The ensemble playing historical instruments, formed from the members of the Budapest Festival Orchestra, has been a major player in the early music movement for years. In addition to their performances with baroque gestures and opera productions, they also pay great attention to cherish and present the works that have fallen out of fashionable repertoires. In this concert in Spoleto, through the medium of Vivaldi's evocative, fairytale-like work, the orchestra shows how international diplomacy worked in the 18th century. La Senna Festeggiante (Festival on the Seine) is more than a cantata but less than an opera. Written by Vivaldi, a high-ranking figure in Italian music, for a gathering hosted by the French ambassador in Venice, it features musical nymphs, swans and a quite undisguised text in which he compliments King Louis XV of France. Obligatory flattery with great music.

La Senna Festeggiante (Festival on the Seine) is by far the best of Antonio Vivaldi’s three surviving serenatas from what we believe were eight pieces in total. Composed for an instrumental ensemble with three vocal soloists, the two-part piece runs just shy of ninety minutes. It was composed in 1726 in the hope of creating an alliance of joining nations. Venice, whose army was rather modest in size, was in need of the support of the great powers, which is how certain French elements seeped into the clearly identifiable Italian musical style, and also why Vivaldi pays homage in the piece to the 16-year-old Louis XV with almost embarrassing enthusiasm. The infinitely simple plot and text, featuring only positive allegorical characters - the good qualities of King Louis - was the work of Domenico Lalli, the librettist for several of Vivaldi's operas. According to the story, Virtue and Golden Age meet on the shores of the Seine to ponder the horrors of the world. The river speaks to them and takes them in, and the three characters then sing praises to Louis’ greatness.

Vivaldi’s music, however, elevates this awkward lobbying to great heights. The arias, alternately describing the flow of the river or a storm, are expressive. The vocal melodies are instrumentally challenging, the duets are lyrical and the instrumental solo arrangements are clever. In addition to the French elements (such as the overture to the second part), Vivaldi also relied heavily on his earlier works, and the results are in many places better than the originals.

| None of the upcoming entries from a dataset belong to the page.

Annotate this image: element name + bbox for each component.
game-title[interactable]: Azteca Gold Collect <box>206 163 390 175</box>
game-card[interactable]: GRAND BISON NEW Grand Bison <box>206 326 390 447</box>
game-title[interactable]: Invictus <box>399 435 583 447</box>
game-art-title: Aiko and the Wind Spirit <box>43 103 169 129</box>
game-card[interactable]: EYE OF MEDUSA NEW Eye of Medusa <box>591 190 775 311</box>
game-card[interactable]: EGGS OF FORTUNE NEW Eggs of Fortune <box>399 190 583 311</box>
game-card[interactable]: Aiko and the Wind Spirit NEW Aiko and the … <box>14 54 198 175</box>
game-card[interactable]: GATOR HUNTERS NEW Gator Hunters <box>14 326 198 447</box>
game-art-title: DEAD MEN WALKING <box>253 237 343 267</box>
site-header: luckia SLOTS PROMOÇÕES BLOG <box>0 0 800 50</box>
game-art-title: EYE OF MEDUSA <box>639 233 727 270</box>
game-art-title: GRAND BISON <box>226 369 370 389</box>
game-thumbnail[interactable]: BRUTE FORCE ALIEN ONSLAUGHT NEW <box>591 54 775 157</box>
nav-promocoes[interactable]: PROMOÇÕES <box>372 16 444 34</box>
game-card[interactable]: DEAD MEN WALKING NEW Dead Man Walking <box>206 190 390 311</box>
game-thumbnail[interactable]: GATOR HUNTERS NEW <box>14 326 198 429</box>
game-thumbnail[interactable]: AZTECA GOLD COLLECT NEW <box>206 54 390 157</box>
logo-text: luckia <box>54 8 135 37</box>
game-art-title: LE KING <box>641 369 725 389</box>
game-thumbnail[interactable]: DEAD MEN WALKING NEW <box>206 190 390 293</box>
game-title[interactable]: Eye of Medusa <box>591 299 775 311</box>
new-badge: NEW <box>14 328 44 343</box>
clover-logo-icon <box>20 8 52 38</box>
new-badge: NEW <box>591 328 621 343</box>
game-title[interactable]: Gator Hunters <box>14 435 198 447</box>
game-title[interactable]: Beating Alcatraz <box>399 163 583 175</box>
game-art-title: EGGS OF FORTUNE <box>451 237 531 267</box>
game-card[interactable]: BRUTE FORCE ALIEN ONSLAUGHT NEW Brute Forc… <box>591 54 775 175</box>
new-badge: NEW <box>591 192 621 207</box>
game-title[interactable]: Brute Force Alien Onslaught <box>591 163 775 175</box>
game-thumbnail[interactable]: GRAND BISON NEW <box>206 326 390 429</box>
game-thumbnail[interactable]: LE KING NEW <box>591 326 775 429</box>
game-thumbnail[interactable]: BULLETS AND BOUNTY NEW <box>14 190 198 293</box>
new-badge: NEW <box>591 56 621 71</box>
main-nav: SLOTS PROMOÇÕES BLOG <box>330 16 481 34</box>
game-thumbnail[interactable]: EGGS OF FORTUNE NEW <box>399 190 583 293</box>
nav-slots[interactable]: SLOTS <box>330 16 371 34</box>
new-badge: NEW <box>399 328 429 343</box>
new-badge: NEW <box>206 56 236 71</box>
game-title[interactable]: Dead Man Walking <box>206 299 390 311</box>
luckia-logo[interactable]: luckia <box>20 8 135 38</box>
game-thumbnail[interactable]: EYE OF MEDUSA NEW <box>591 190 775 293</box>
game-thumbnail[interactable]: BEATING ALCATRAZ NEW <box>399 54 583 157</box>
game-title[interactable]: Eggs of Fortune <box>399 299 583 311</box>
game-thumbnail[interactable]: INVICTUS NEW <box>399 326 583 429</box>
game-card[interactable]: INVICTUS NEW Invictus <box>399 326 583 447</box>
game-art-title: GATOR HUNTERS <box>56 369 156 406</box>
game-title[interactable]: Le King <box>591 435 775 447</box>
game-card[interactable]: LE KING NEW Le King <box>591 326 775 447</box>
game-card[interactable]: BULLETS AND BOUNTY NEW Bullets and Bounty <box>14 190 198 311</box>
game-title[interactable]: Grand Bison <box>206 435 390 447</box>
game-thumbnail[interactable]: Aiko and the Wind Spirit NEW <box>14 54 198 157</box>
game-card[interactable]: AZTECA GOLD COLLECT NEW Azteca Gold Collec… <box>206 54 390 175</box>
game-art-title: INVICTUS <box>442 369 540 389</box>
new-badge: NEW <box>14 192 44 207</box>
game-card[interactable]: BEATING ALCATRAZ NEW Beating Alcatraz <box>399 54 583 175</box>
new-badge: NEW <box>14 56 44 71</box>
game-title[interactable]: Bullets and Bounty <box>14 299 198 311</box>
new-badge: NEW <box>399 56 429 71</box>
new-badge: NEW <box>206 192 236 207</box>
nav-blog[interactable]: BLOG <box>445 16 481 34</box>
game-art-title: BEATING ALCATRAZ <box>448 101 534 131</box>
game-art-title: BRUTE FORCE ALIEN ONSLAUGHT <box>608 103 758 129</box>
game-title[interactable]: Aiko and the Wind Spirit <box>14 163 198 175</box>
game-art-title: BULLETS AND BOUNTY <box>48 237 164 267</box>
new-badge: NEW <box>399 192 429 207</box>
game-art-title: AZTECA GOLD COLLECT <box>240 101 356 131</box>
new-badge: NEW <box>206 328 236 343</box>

The work, rarely seen on the concert hall stage, will also feature the outstanding young Hungarian singer Emőke Baráth, an internationally acknowledged expert on Baroque music. Her performances and recordings with Philippe Jaroussky and her long-standing collaboration with Warner Classics-Erato are just some of the facts that guarantee the quality of her music. The Hungarian premiere of Vivaldi’s work is also linked to her name and that of the Budapest Festival Orchestra.